Perché leggere La società feudale, oggi

Bloch o Duby? Ovvero Duby or not Duby?, per usare la scherzosa allusione amletica dello storico britannico Chris Wickham (nato nel 1950)? La medievistica è ancora divisa. Abbandonare la strada della monografia regionale è impossibile: non ci sono altri modi per produrre ricerche approfondite e dettagliate, che possano essere utilmente impiegate per proporre confronti con altre aree geografiche e – solo alla fine – quadri di sintesi. Ma l’idea della «svolta del Mille» non è più accettata proprio perché gli studi su singole regioni hanno messo in luce la grande diversità delle caratteristiche e dei ritmi dei cambiamenti politici, come il libro di Bloch suggeriva più o meno esplicitamente. Inoltre, le differenze tra «ordine pubblico» e «violenza privata» sono forse più chiare a noi di quanto non lo fossero a donne e uomini del Medioevo: insistervi troppo, come fanno a volte i sostenitori della «rivoluzione feudale», significa gravare di potenziali risvolti moralistici la lettura del passato, presentata come un passaggio dal «bene» al «male». Bloch ci invitava a guardare alla terra, e alle reti di alleanze che si articolavano attorno a essa tramite lo strumento del feudum, come basi della società e della politica medievali; e forse avrebbe criticato, con una punta dell’elegante ironia che lo caratterizzava, la iper-specializzazione di tanta parte della storiografia di oggi.

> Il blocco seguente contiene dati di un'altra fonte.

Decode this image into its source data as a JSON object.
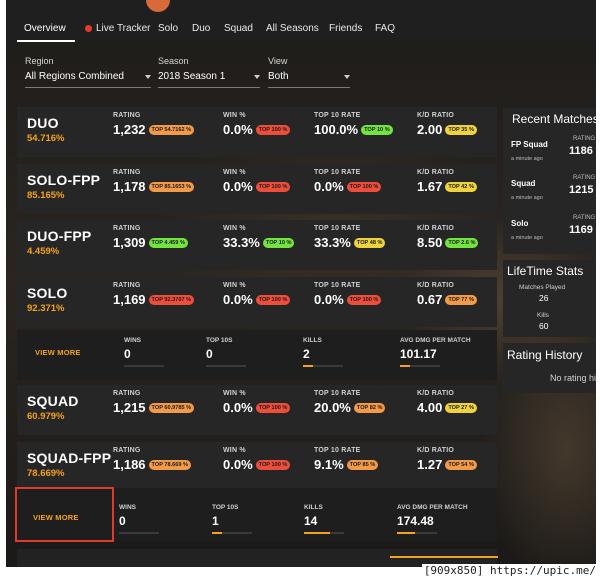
{
  "nav": {
    "tabs": [
      {
        "label": "Overview"
      },
      {
        "label": "Live Tracker"
      },
      {
        "label": "Solo"
      },
      {
        "label": "Duo"
      },
      {
        "label": "Squad"
      },
      {
        "label": "All Seasons"
      },
      {
        "label": "Friends"
      },
      {
        "label": "FAQ"
      }
    ]
  },
  "filters": {
    "region": {
      "label": "Region",
      "value": "All Regions Combined"
    },
    "season": {
      "label": "Season",
      "value": "2018 Season 1"
    },
    "view": {
      "label": "View",
      "value": "Both"
    }
  },
  "labels": {
    "rating": "RATING",
    "win": "WIN %",
    "top10": "TOP 10 RATE",
    "kd": "K/D RATIO",
    "wins": "WINS",
    "top10s": "TOP 10S",
    "kills": "KILLS",
    "avgdmg": "AVG DMG PER MATCH",
    "view_more": "VIEW MORE"
  },
  "modes": [
    {
      "name": "DUO",
      "pct": "54.716%",
      "rating": "1,232",
      "rating_badge": "TOP 54.7162 %",
      "win": "0.0%",
      "win_badge": "TOP 100 %",
      "top10": "100.0%",
      "top10_badge": "TOP 10 %",
      "kd": "2.00",
      "kd_badge": "TOP 35 %"
    },
    {
      "name": "SOLO-FPP",
      "pct": "85.165%",
      "rating": "1,178",
      "rating_badge": "TOP 85.1653 %",
      "win": "0.0%",
      "win_badge": "TOP 100 %",
      "top10": "0.0%",
      "top10_badge": "TOP 100 %",
      "kd": "1.67",
      "kd_badge": "TOP 42 %"
    },
    {
      "name": "DUO-FPP",
      "pct": "4.459%",
      "rating": "1,309",
      "rating_badge": "TOP 4.459 %",
      "win": "33.3%",
      "win_badge": "TOP 10 %",
      "top10": "33.3%",
      "top10_badge": "TOP 48 %",
      "kd": "8.50",
      "kd_badge": "TOP 2.6 %"
    },
    {
      "name": "SOLO",
      "pct": "92.371%",
      "rating": "1,169",
      "rating_badge": "TOP 92.3707 %",
      "win": "0.0%",
      "win_badge": "TOP 100 %",
      "top10": "0.0%",
      "top10_badge": "TOP 100 %",
      "kd": "0.67",
      "kd_badge": "TOP 77 %"
    },
    {
      "name": "SQUAD",
      "pct": "60.979%",
      "rating": "1,215",
      "rating_badge": "TOP 60.9785 %",
      "win": "0.0%",
      "win_badge": "TOP 100 %",
      "top10": "20.0%",
      "top10_badge": "TOP 82 %",
      "kd": "4.00",
      "kd_badge": "TOP 27 %"
    },
    {
      "name": "SQUAD-FPP",
      "pct": "78.669%",
      "rating": "1,186",
      "rating_badge": "TOP 78.669 %",
      "win": "0.0%",
      "win_badge": "TOP 100 %",
      "top10": "9.1%",
      "top10_badge": "TOP 85 %",
      "kd": "1.27",
      "kd_badge": "TOP 54 %"
    }
  ],
  "expanded": [
    {
      "wins": "0",
      "top10s": "0",
      "kills": "2",
      "avgdmg": "101.17",
      "wins_fill": 0,
      "top10s_fill": 0,
      "kills_fill": 0.25,
      "avgdmg_fill": 0.25
    },
    {
      "wins": "0",
      "top10s": "1",
      "kills": "14",
      "avgdmg": "174.48",
      "wins_fill": 0,
      "top10s_fill": 0.25,
      "kills_fill": 0.65,
      "avgdmg_fill": 0.45
    }
  ],
  "recent": {
    "title": "Recent Matches",
    "items": [
      {
        "mode": "FP Squad",
        "ago": "a minute ago",
        "rating_label": "RATING",
        "rating": "1186"
      },
      {
        "mode": "Squad",
        "ago": "a minute ago",
        "rating_label": "RATING",
        "rating": "1215"
      },
      {
        "mode": "Solo",
        "ago": "a minute ago",
        "rating_label": "RATING",
        "rating": "1169"
      }
    ]
  },
  "lifetime": {
    "title": "LifeTime Stats",
    "matches_label": "Matches Played",
    "matches": "26",
    "kills_label": "Kills",
    "kills": "60"
  },
  "rating_history": {
    "title": "Rating History",
    "empty": "No rating his"
  },
  "watermark": "[909x850] https://upic.me/",
  "colors": {
    "accent": "#f5a31a",
    "badge_red": "#ef4d3b",
    "badge_orange": "#f29a47",
    "badge_yellow": "#efd33e",
    "badge_green": "#73e33f",
    "highlight_box": "#e03a2e"
  }
}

La società feudale è, in questo senso, un capolavoro ancora attuale.


 

Bibliografia minima

Nella scheda si fa riferimento a Marc Bloch, Apologia della storia o mestiere di storico, trad. di Carlo Pischedda, a cura di Girolamo Arnaldi, Einaudi, Torino 1969 (prima ed. italiana 1950); a partire dagli anni Novanta nuovi studi condotti sul manoscritto originale hanno prodotto nuove edizioni, filologicamente più corrette, prima in Francia e poi in Italia; si segnalano quella Einaudi, Torino 1998 (trad. di Giuseppe Gouthier, prefazione di Jacques Le Goff, premessa di Étienne Bloch, uno dei figli di Marc), e la recentissima Feltrinelli, Milano 2024 (trad. di Lorenzo Alunni, a cura di Massimo Mastrogregori).

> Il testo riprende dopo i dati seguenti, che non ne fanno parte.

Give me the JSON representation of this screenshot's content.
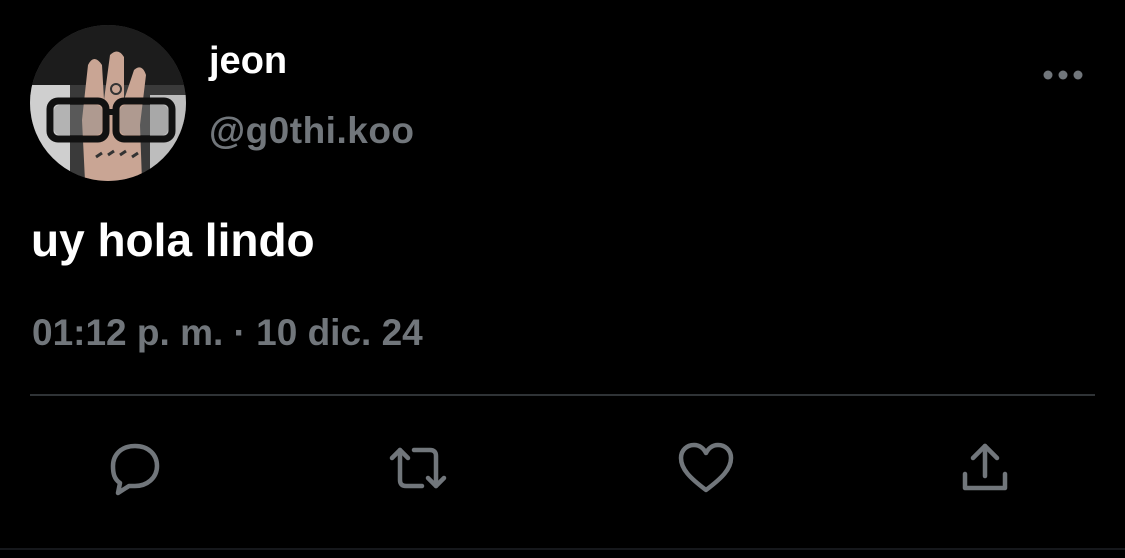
{
  "tweet": {
    "display_name": "jeon",
    "handle": "@g0thi.koo",
    "text": "uy hola lindo",
    "timestamp": "01:12 p. m. · 10 dic. 24"
  },
  "icons": {
    "more": "more-horizontal-icon",
    "reply": "reply-icon",
    "retweet": "retweet-icon",
    "like": "heart-icon",
    "share": "share-icon"
  },
  "colors": {
    "background": "#000000",
    "primary_text": "#ffffff",
    "secondary_text": "#71767b",
    "divider": "#2f3336"
  }
}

In italiano è disponibile una biografia di Marc Bloch, la cui genesi risale agli anni Ottanta: Carole Fink, Marc Bloch. Biografia di un intellettuale, trad. dall’inglese di Piero Bairati, La Nuova Italia, Milano 1999 (ed. or. 1989).


All’interno della vasta opera di Georges Duby, si ricorda qui Una società francese nel Medioevo. La regione di Mâcon nei secoli XI e XII, trad. di Manrico Dolcibelli, Il Mulino, Bologna 1985 (ed. or. 1971).


La citazione shakesperiana di Chris Wickham viene dal suo saggio Defining the «Seigneurie» since the War, nel volume Pour une anthropologie du prélèvement seigneurial dans les campagnes médiévales (XIe-XIVe siècles). Réalités et représentations paysannes, atti del colloquio (Medina del Campo, 31 maggio-3 giugno 2000), a cura di Monique Bourin e Pascual Martínez Sopena, Publications de la Sorbonne, Parigi 2004, pp. 43-50 (la cit. a p. 48). 


Chi volesse approfondire i temi oggetto di questa scheda, può fare riferimento all’articolo di Sandro Carocci, Signoria rurale e mutazione feudale. Una discussione, «Storica», 8 (1997), pp. 49-91 (che ormai ha qualche anno ed era pensato per un pubblico di specialisti, e tuttavia rimane la migliore messa a punto sulla questione scritta in italiano); e al libro di Giuseppe Albertoni, Vassalli, feudi, feudalesimo, Carocci, Roma 2015.